Jahn-Teller Solitons, Structural Phase Transitions and Phase Separation
Dennis P. Clougherty

TL;DR
This paper demonstrates that molecular solids with Jahn-Teller interactions can support stable, localized charge solitons that are linked to structural phase transitions and phase separation phenomena.
Contribution
It introduces the concept of Jahn-Teller solitons as stable, non-topological excitations in molecular solids, connecting their stability and divergence to phase transitions.
Findings
Jahn-Teller solitons are stable below a critical coupling strength.
Approaching the critical coupling causes the soliton size to diverge.

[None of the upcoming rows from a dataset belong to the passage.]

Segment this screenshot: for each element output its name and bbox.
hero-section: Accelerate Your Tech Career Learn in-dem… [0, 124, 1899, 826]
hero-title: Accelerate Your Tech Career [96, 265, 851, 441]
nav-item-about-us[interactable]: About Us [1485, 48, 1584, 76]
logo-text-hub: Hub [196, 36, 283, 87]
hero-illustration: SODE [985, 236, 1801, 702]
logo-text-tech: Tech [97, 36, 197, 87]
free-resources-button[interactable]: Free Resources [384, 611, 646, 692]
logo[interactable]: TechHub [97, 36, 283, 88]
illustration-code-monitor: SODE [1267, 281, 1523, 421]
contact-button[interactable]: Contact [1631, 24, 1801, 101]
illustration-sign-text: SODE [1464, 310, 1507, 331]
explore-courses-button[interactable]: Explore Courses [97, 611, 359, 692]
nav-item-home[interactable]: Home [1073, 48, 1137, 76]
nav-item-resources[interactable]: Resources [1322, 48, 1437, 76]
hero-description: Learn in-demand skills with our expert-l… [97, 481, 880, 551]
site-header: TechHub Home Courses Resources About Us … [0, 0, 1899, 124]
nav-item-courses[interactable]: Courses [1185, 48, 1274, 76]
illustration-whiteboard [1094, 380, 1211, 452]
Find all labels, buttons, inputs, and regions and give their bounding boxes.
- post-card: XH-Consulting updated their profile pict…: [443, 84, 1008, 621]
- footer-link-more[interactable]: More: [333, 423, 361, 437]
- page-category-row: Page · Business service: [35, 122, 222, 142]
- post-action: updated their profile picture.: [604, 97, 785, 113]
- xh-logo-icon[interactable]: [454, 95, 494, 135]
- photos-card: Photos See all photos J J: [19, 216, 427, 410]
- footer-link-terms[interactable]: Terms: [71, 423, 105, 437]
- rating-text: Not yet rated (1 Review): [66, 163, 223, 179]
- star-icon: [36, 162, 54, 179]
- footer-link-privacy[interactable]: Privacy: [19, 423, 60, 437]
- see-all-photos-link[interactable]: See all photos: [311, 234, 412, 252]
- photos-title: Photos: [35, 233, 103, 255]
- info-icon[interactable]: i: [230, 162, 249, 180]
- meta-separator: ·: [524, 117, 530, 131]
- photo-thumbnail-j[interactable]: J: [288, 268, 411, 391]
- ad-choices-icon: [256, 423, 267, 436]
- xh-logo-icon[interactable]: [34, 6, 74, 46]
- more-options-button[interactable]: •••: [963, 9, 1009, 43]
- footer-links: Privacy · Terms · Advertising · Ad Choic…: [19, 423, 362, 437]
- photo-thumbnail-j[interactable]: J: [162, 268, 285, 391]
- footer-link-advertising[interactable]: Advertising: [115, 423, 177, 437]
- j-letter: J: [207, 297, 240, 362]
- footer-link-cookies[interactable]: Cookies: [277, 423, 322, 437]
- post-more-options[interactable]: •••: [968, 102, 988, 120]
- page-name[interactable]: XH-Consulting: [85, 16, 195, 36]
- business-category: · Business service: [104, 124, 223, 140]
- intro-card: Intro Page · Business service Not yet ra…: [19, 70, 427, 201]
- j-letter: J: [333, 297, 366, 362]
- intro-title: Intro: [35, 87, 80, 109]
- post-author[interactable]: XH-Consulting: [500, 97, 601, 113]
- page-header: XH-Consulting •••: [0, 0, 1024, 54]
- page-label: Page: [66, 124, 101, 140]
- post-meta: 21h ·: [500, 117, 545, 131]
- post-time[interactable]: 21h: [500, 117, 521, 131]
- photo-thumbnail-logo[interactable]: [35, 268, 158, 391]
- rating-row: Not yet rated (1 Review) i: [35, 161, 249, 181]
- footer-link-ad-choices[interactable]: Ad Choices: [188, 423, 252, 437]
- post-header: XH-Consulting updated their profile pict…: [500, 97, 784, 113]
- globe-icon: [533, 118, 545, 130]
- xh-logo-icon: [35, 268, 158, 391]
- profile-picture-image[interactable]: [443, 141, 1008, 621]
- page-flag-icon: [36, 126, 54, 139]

Soliton behavior mimics phase separation in complex solids.
Abstract
It is demonstrated that under common conditions a molecular solid subject to Jahn-Teller interactions supports stable Q-ball-like non-topological solitons. Such solitons represent a localized lump of excess electric charge in periodic motion accompanied by a time-dependent shape distortion of a set of adjacent molecules. The motion of the distortion can correspond to a true rotation or to a pseudo-rotation about the symmetric shape configuration. These solitons are stable for Jahn-Teller coupling strengths below a critical value; however, as the Jahn-Teller coupling approaches this critical value, the size of the soliton diverges signaling an incipient structural phase transition. The soliton phase mimics features commonly attributed to phase separation in complex solids.